Etimologicamente parlando, “coglione” deriva dal latino coleus, che significa scroto. Ma come tutte le parole che resistono nei secoli, ha cambiato pelle: da indicazione anatomica a diagnosi culturale. Il coglione non è un semplice stupido: è l’uomo che ha scelto, deliberatamente, di vivere nella superficie. È il professionista dell’idiozia inconsapevole. Per appoggiarsi alla recente lezione del professore e cantautore Roberto Vecchioni a In altre parole su La7: “Lo stronzo è momentaneo, la stronzaggine può passare. Il coglione invece è per sempre. Deriva dalla sacca del testicolo, che è solo un conteniutorire, quindi il tuo cervello è un contenitore senza niente dentro. Si dice perché, nell’atto sessuale, lui resta fuori. Quindi non gode. È l’unico che non entra nella donna. Per cui è un coglione”. E se oggi dovessimo dargli un volto - non come insulto, ma per studio sociologico – Vito Loiacono sarebbe perfetto.

Ex The Borderline, ex passeggero nella Lamborghini lanciata a tutta velocità che ha ucciso il piccolo Manuel, cinque anni. Non guidava, è vero. Matteo Di Pietro, l'amico che guidava la supercar secondo i periti a "120 chilometri orari", ha patteggiato (tra mille polemiche) la pena di 4 anni e 4 mesi senza carcere. Loiacono, invece, non è stato neanche indagato, non ha pendenze giudiziarie. Aveva solo una telecamera in mano - ma nel 2025, filmare è agire. È partecipare, amplificare, monetizzare. Dopo la tragedia, aveva detto di voler cambiare vita. Di voler “stare lontano da tutto questo”. Ma spoiler: è tornato. E come sempre accade, non è mai andato via. Oggi ha un nuovo canale, si chiama Game House, e ha cambiato solo sfondo. Non più Lamborghini, ma scatolette di cibo per gatti. Non più pericolo, ma penitenze che fanno schifo per generare views e commenti. Una delle ultime sfide? Mangiare bocconcini per felini dopo aver perso un gioco. Prima ancora, fingere un furto d’auto per scherzo. Tutto condiviso, tutto pensato per generare una cosa sola: attenzione.
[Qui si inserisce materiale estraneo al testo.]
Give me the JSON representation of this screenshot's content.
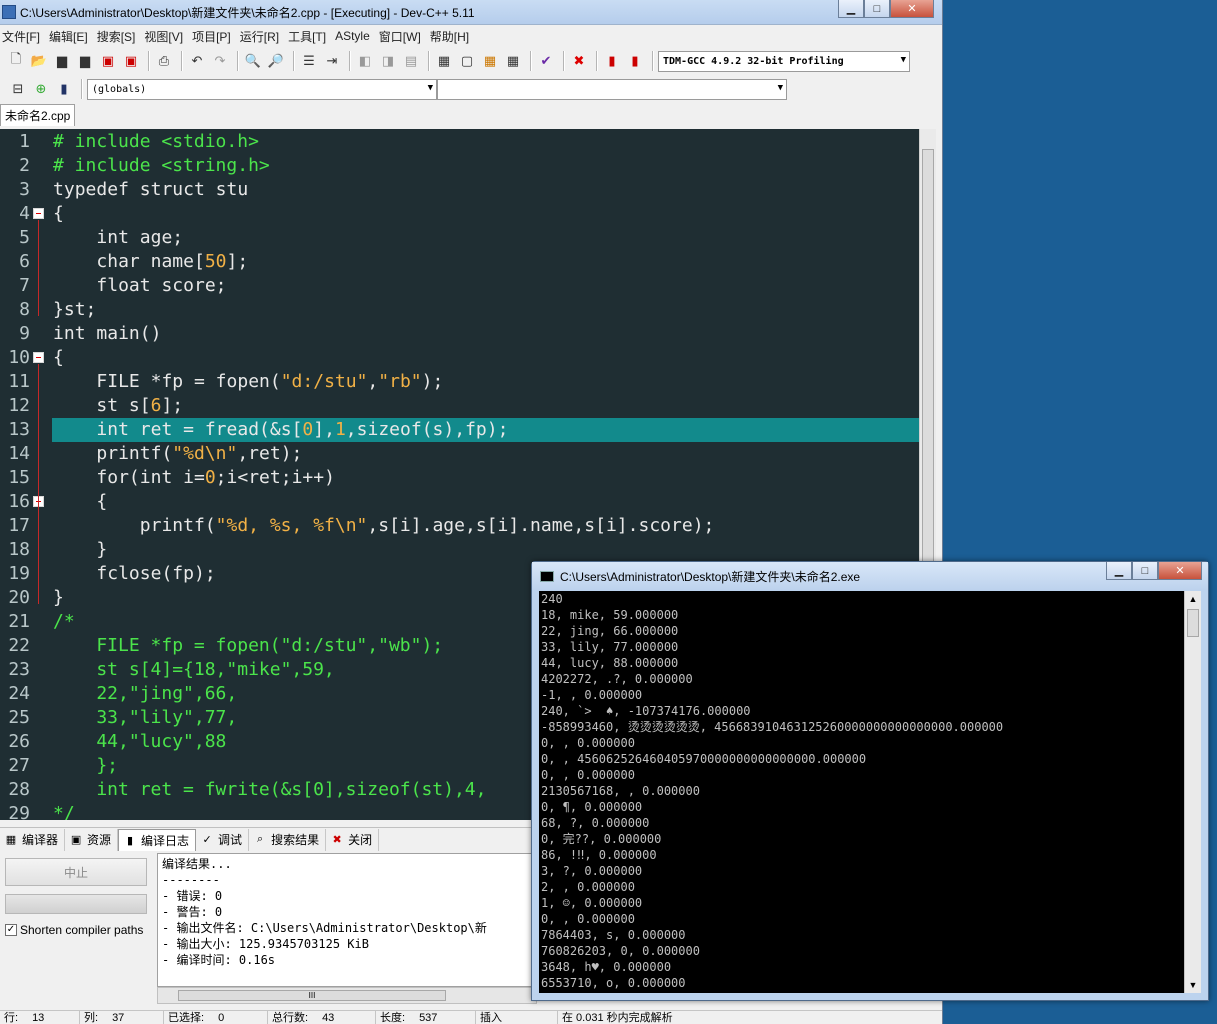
{
  "ide": {
    "title": "C:\\Users\\Administrator\\Desktop\\新建文件夹\\未命名2.cpp - [Executing] - Dev-C++ 5.11",
    "menu": [
      "文件[F]",
      "编辑[E]",
      "搜索[S]",
      "视图[V]",
      "项目[P]",
      "运行[R]",
      "工具[T]",
      "AStyle",
      "窗口[W]",
      "帮助[H]"
    ],
    "compiler_select": "TDM-GCC 4.9.2 32-bit Profiling",
    "scope_select": "(globals)",
    "member_select": "",
    "file_tab": "未命名2.cpp",
    "current_line": 13
  },
  "editor": {
    "lines": [
      {
        "n": "1",
        "text": "# include <stdio.h>",
        "fold": false
      },
      {
        "n": "2",
        "text": "# include <string.h>",
        "fold": false
      },
      {
        "n": "3",
        "text": "typedef struct stu",
        "fold": false
      },
      {
        "n": "4",
        "text": "{",
        "fold": true
      },
      {
        "n": "5",
        "text": "    int age;",
        "fold": false
      },
      {
        "n": "6",
        "text": "    char name[50];",
        "fold": false
      },
      {
        "n": "7",
        "text": "    float score;",
        "fold": false
      },
      {
        "n": "8",
        "text": "}st;",
        "fold": false
      },
      {
        "n": "9",
        "text": "int main()",
        "fold": false
      },
      {
        "n": "10",
        "text": "{",
        "fold": true
      },
      {
        "n": "11",
        "text": "    FILE *fp = fopen(\"d:/stu\",\"rb\");",
        "fold": false
      },
      {
        "n": "12",
        "text": "    st s[6];",
        "fold": false
      },
      {
        "n": "13",
        "text": "    int ret = fread(&s[0],1,sizeof(s),fp);",
        "fold": false
      },
      {
        "n": "14",
        "text": "    printf(\"%d\\n\",ret);",
        "fold": false
      },
      {
        "n": "15",
        "text": "    for(int i=0;i<ret;i++)",
        "fold": false
      },
      {
        "n": "16",
        "text": "    {",
        "fold": true
      },
      {
        "n": "17",
        "text": "        printf(\"%d, %s, %f\\n\",s[i].age,s[i].name,s[i].score);",
        "fold": false
      },
      {
        "n": "18",
        "text": "    }",
        "fold": false
      },
      {
        "n": "19",
        "text": "    fclose(fp);",
        "fold": false
      },
      {
        "n": "20",
        "text": "}",
        "fold": false
      },
      {
        "n": "21",
        "text": "/*",
        "fold": false
      },
      {
        "n": "22",
        "text": "    FILE *fp = fopen(\"d:/stu\",\"wb\");",
        "fold": false
      },
      {
        "n": "23",
        "text": "    st s[4]={18,\"mike\",59,",
        "fold": false
      },
      {
        "n": "24",
        "text": "    22,\"jing\",66,",
        "fold": false
      },
      {
        "n": "25",
        "text": "    33,\"lily\",77,",
        "fold": false
      },
      {
        "n": "26",
        "text": "    44,\"lucy\",88",
        "fold": false
      },
      {
        "n": "27",
        "text": "    };",
        "fold": false
      },
      {
        "n": "28",
        "text": "    int ret = fwrite(&s[0],sizeof(st),4,",
        "fold": false
      },
      {
        "n": "29",
        "text": "*/",
        "fold": false
      }
    ]
  },
  "bottom": {
    "tabs": [
      {
        "label": "编译器",
        "icon": "grid-icon",
        "active": false
      },
      {
        "label": "资源",
        "icon": "resource-icon",
        "active": false
      },
      {
        "label": "编译日志",
        "icon": "chart-icon",
        "active": true
      },
      {
        "label": "调试",
        "icon": "check-icon",
        "active": false
      },
      {
        "label": "搜索结果",
        "icon": "search-icon",
        "active": false
      },
      {
        "label": "关闭",
        "icon": "close-icon",
        "active": false
      }
    ],
    "abort_label": "中止",
    "shorten_label": "Shorten compiler paths",
    "shorten_checked": true,
    "log": [
      "编译结果...",
      "--------",
      "- 错误: 0",
      "- 警告: 0",
      "- 输出文件名: C:\\Users\\Administrator\\Desktop\\新",
      "- 输出大小: 125.9345703125 KiB",
      "- 编译时间: 0.16s"
    ],
    "hscroll_grip": "III"
  },
  "status": {
    "row_label": "行:",
    "row": "13",
    "col_label": "列:",
    "col": "37",
    "sel_label": "已选择:",
    "sel": "0",
    "total_label": "总行数:",
    "total": "43",
    "len_label": "长度:",
    "len": "537",
    "mode": "插入",
    "parse": "在 0.031 秒内完成解析"
  },
  "console": {
    "title": "C:\\Users\\Administrator\\Desktop\\新建文件夹\\未命名2.exe",
    "output": [
      "240",
      "18, mike, 59.000000",
      "22, jing, 66.000000",
      "33, lily, 77.000000",
      "44, lucy, 88.000000",
      "4202272, .?, 0.000000",
      "-1, , 0.000000",
      "240, `>  ♠, -107374176.000000",
      "-858993460, 烫烫烫烫烫烫, 456683910463125260000000000000000.000000",
      "0, , 0.000000",
      "0, , 456062526460405970000000000000000.000000",
      "0, , 0.000000",
      "2130567168, , 0.000000",
      "0, ¶, 0.000000",
      "68, ?, 0.000000",
      "0, 完??, 0.000000",
      "86, !‼, 0.000000",
      "3, ?, 0.000000",
      "2, , 0.000000",
      "1, ☺, 0.000000",
      "0, , 0.000000",
      "7864403, s, 0.000000",
      "760826203, 0, 0.000000",
      "3648, h♥, 0.000000",
      "6553710, o, 0.000000"
    ]
  }
}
Il punto però non è l’originalità, che manca. Non è neanche il cattivo gusto, che abbonda. È la parabola perfetta dell’eterno coglione digitale. Quello che non impara niente nemmeno dopo una tragedia. Che scambia il trauma per storytelling, la vergogna per contenuto, la ripartenza per hype. E intorno a lui, un piccolo ecosistema di influencer da discount pronti a tirargli uova addosso, o a sfidarlo a mangiare confezioni intere di ghiaccioli. È una triste versione italiana dei Jackass senza coraggio, senza ironia, senza autoconsapevolezza. Solo conati finti e risate da sottofondo. Nei commenti, qualcuno gli scrive: “Non guidare che l’ultima volta non è andata bene”. E lui risponde, come se fosse tutto un meme, come se nulla fosse successo davvero. Ma qui non si ride. Qui c’è solo la monumentale insipienza di un coglione che si crede furbo. Che ha confuso l’essere virale con l’essere vivo. Che si prende sul serio quando dovrebbe sparire, e ride mentre la realtà chiede silenzio. Vito Loiacono è un personaggio. E i personaggi, nel tempo dei social, non spariscono. Si riciclano in formati sempre più tristi, sempre più vuoti. È il destino del coglione moderno: non imparare, ma monetizzare. Anche se, ormai, non fa neanche più ridere.